If you have Type 2 diabetes, then the amount of insulin you need will additionally depend on how much insulin (if any) you are producing and your level of insulin resistance.
If you have just been diagnosed with Type 1 diabetes, then your insulin requirements may remain low, or decrease during the initial ‘honeymoon period‘. This is until the last few remaining beta cells have been destroyed by the autoimmune process.
In some people, insulin requirements have also been noted to change with the seasons and with the phase of the menstrual cycle.

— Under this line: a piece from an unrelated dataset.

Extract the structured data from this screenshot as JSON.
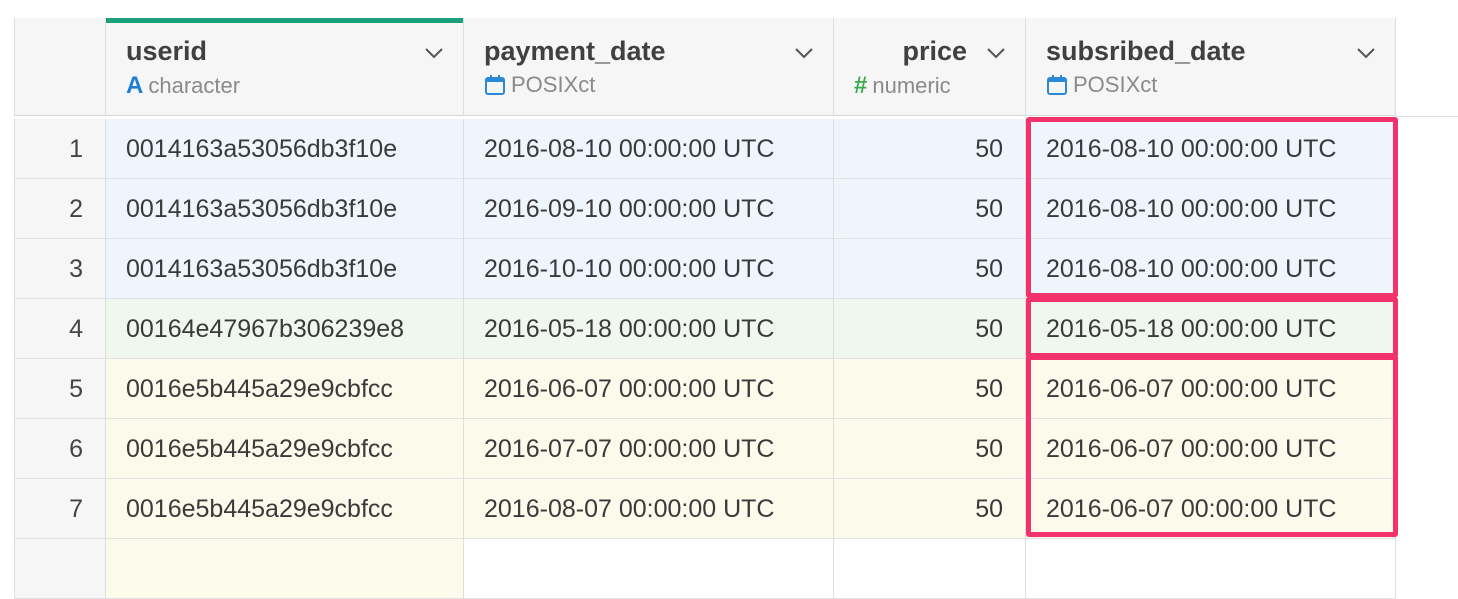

In rare cases, some patients develop high levels of antibodies to injected insulin – these people have trouble maintaining near normal blood glucose levels, in spite of ever increasing large doses of insulin. Bovine insulin is most ‘antigenic’, porcine less so. With the advent of ‘human’ insulin it was hoped that antibody production against injected insulin would be negligible; sadly this has not been the case. Perhaps it is not surprising, at least in patients with Type 1 diabetes, given the autoimmune mechanisms which lie at the root of the disease process.